Lex shut her mouth and spent the next few seconds fighting a strong urge to flip over the kitchen table in frustration. Uncle Mort looked at the clock on the wall. “Half the day’s over. You sleep okay?”
“Spare me the pleasantries. What’s the plan?”
“You’ll see.”
“When?”
“Soon.”
“How soon?”
“Shortly.”
“Enough!” Feral in the way that only cranky, overtired youth can be, Lex pounded her fists on the table. “Enough of all this squirrelly, evasive bullshit. You’re not a farmer. You’re not an importer-exporter. And you sure as hell aren’t the almighty Angel of Death. So you better tell me why I’m really here, or I’m leaving. I mean it.”
Her uncle leaned back in his chair and scrutinized her. “Why are you here, Lex? I know, your parents made you come, but we both know you could have wriggled out of it if you really wanted to. Why give up a summer at home, free to go to the beach, explore the city”—he raised an eyebrow—“hang out with friends?”

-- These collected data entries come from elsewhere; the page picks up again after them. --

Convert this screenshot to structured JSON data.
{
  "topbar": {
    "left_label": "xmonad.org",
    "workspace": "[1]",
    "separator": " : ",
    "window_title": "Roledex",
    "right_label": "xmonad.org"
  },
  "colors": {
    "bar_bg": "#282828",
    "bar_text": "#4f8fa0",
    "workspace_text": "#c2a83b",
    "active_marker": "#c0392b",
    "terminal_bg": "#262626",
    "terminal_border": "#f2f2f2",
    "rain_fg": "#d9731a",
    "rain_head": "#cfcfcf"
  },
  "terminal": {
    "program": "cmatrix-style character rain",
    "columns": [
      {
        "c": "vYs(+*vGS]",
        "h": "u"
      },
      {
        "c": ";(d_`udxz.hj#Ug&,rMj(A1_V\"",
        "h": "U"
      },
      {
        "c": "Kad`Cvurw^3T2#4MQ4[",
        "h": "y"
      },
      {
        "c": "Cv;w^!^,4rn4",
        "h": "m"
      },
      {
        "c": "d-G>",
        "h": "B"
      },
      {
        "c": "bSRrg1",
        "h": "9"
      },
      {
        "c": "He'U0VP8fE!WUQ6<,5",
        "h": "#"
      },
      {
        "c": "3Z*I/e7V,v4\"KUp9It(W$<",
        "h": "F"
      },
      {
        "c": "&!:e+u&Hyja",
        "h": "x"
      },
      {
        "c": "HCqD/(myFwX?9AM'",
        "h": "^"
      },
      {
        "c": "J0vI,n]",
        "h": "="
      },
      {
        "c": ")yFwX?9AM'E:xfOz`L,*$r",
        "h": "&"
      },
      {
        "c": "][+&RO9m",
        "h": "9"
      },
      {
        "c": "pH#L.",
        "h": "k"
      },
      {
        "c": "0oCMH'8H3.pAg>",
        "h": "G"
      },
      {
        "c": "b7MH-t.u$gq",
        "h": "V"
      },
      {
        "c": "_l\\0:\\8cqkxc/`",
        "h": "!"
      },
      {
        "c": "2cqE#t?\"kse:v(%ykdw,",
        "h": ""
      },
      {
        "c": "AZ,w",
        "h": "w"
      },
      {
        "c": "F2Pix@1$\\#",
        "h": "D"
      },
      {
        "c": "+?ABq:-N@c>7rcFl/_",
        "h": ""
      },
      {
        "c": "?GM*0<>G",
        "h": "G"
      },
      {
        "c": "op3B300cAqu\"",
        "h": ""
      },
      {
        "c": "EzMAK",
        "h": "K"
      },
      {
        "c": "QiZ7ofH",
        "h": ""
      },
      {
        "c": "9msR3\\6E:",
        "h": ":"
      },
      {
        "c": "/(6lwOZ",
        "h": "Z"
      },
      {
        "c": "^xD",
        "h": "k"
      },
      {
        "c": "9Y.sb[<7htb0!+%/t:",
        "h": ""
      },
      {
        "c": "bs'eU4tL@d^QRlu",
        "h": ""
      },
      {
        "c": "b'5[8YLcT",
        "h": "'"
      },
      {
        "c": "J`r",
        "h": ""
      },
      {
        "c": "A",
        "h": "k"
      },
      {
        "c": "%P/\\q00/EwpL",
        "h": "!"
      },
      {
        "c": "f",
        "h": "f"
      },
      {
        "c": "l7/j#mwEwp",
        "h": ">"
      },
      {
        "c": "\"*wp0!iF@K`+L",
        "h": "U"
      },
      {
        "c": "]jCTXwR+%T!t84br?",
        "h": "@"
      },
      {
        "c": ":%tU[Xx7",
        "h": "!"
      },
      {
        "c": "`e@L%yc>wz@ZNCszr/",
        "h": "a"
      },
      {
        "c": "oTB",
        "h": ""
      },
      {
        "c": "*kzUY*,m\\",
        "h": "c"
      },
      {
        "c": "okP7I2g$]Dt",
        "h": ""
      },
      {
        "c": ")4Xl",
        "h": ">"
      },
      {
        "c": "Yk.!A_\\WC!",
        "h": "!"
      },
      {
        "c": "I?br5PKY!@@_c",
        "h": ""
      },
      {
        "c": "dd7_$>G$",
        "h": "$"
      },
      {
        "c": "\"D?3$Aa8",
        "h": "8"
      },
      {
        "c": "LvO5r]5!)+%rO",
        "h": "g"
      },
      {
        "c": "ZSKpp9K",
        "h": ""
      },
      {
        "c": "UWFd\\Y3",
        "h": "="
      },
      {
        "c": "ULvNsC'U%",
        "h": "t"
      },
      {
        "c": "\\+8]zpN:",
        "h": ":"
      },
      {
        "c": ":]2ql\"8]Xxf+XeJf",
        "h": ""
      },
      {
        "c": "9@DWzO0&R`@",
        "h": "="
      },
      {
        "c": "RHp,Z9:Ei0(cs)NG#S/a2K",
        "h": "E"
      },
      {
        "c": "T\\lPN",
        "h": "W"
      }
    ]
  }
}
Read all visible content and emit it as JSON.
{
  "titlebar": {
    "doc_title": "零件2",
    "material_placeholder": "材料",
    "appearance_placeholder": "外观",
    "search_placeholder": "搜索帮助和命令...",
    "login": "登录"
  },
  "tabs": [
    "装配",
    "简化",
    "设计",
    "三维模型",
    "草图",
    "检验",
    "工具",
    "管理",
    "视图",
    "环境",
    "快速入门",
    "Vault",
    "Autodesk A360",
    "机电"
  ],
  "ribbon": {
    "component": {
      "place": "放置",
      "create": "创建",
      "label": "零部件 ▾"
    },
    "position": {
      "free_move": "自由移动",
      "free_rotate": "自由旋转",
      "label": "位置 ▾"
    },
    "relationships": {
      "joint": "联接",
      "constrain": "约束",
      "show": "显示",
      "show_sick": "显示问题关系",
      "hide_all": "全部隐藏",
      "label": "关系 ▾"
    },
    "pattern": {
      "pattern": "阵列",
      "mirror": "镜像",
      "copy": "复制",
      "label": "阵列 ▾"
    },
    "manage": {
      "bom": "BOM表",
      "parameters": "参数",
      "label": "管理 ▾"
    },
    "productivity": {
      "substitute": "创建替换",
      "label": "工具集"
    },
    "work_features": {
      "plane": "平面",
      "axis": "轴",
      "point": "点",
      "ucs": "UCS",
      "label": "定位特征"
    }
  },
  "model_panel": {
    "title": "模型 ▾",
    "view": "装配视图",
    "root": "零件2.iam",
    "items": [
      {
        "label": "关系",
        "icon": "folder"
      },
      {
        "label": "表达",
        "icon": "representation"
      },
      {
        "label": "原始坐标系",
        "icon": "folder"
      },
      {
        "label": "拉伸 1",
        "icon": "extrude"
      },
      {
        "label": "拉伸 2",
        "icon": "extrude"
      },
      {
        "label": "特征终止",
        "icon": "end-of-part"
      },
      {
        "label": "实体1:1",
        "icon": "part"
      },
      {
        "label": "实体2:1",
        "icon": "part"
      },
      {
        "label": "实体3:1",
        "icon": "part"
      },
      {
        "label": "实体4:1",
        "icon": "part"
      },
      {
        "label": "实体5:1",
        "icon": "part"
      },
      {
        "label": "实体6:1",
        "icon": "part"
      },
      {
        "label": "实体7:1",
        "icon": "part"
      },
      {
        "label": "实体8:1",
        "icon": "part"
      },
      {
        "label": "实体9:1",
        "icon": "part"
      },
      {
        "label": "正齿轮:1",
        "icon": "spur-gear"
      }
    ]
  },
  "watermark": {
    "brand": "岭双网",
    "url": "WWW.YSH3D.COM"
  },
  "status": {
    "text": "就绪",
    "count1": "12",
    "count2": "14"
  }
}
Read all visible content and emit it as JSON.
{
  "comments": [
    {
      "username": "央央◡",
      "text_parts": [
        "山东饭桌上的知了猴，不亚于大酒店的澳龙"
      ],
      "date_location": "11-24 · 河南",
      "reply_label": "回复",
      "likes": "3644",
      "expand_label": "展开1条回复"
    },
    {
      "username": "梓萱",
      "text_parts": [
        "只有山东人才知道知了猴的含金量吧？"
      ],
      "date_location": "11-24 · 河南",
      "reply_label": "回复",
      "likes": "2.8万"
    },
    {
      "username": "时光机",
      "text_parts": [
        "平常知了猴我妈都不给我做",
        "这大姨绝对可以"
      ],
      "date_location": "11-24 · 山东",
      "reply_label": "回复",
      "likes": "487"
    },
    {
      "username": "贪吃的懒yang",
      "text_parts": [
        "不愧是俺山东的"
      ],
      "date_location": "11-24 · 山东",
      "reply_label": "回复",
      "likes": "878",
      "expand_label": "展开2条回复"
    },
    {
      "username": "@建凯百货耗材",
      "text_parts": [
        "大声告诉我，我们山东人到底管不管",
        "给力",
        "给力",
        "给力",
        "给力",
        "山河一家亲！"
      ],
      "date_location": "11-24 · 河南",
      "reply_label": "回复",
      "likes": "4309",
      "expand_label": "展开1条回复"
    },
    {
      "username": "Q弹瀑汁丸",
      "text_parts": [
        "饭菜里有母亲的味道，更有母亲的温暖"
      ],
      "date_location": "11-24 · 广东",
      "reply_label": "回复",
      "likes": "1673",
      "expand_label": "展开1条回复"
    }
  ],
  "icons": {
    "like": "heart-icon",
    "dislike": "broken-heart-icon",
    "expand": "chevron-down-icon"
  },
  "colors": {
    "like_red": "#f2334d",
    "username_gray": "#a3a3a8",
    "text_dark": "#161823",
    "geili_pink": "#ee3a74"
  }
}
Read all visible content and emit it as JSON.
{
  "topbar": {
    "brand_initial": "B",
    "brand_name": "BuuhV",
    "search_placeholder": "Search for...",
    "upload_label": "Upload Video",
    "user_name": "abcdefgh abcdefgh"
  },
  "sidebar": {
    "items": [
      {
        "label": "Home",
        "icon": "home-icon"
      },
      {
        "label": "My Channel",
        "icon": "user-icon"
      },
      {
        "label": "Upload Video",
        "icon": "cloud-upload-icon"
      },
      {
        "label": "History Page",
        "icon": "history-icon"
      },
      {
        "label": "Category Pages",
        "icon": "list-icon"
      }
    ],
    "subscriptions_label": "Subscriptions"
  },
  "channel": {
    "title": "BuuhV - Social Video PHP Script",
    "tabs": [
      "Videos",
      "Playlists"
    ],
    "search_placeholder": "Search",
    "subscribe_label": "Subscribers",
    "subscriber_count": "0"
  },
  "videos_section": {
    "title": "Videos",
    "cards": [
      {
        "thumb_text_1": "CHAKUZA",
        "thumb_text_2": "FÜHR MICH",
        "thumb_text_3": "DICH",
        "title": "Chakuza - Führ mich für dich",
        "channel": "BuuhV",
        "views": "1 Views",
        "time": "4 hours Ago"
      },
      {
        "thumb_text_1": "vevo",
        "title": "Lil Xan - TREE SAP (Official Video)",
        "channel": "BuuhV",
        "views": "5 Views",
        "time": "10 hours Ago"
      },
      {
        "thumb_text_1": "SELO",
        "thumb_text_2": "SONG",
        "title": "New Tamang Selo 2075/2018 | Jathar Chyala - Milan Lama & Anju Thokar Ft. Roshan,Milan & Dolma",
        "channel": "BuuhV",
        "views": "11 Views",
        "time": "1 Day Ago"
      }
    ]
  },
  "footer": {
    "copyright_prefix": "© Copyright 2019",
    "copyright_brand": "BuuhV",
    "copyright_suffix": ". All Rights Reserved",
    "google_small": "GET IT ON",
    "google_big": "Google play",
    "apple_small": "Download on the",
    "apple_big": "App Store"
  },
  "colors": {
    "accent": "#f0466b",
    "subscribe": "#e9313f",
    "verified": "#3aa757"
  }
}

A little bit of the fight went out of her. Lex’s eyes dropped to the linoleum. “I don’t have any friends.”
She was not proud of this. As much as she had tried to convince herself otherwise over the past couple of years, the empty hole in her life where her friends used to be felt like a tender bruise. They had abandoned her with good cause, of course, but it still hurt. And it had only gotten worse with time.
Uncle Mort leaned in. “Lex, the reason the things I told you last night are bothering you so much is because there is a very small, very ecstatic, very curious part of your brain that thinks there’s a chance this might all be true, that this is the moment your life is finally about to kick in. But the only way I can make that happen for you is if you agree to drop the theatrics from now on, try to keep the sarcasm to a minimum, and start acting like an adult about all this.”